Under Eyton in 2007, Precarn launched yet another bid to diversify its funding base, proposing to offer its services as an R&D manager to other organizations and applying to the then-new Business-Led Networks of Centres of Excellence program, to no avail. One positive development during that time was Precarn's awarding of a management contract for International Science and Technology Partnerships Canada (ISTPCanada). Paul Johnston was Precarn president at that time — a long-time Precarn employee who was tagged to replace Eyton.

"ISTPCanada is a good example of what we were trying to do," says Johnston, now an independent consultant and senior advisor to Hickling Arthurs Low Corp. "ISTP was literally a creation of Precarn and CIIRDF. (Canada-Israel Industrial Research and Development Foundation). CIIRDF had international S&T expertise while Precarn brought Canadian companies and university collaboration."

Rothschild says the forthcoming Expert Review Panel on Research and Development may prompt government to consider an a similar program that provides direct support to ICT firms, which he says is crucial if Canada is serious about addressing lagging productivity.

"The Canadian government does not have a major industrial technology subsidization program. We rely on the taxation system to assist industry but it's not giving us the result we want. We should be doing more of what Precarn is supporting, not less," says Rothschild. "In the last decade and beyond, it has not been government's policy to address innovation, productivity and BERD (business expenditures on R&D) through industrial support mechanisms … It has not been easy for Precarn to secure more robust, long-term funding."

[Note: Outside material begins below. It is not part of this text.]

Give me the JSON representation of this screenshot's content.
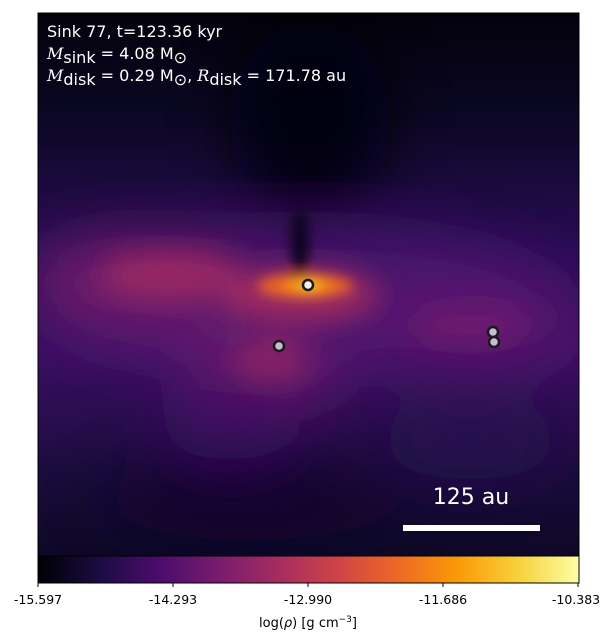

Precarn's demise was precipitated by several other factors, including the government's efforts to eliminate the deficit and the holding pattern in which S&T organizations find themselves awaiting the release of the R&D Review Panel, due in mid October. In addition, several other larger S&T files are currently in play, including the DES, the recasting of the National Research Council and the future direction of the granting councils. As a standalone entity not supported by any strategic policy initiatives, Precarn was vulnerable due to its size and low visibility.

"A lot of things are happening on the government side. It's a matter of digestion as much as commitment," says Rothschild. "Last year when we were renewed for one year, we went to work and committed resources to many wonderful projects. There were economic returns and jobs. Everyone was pleased."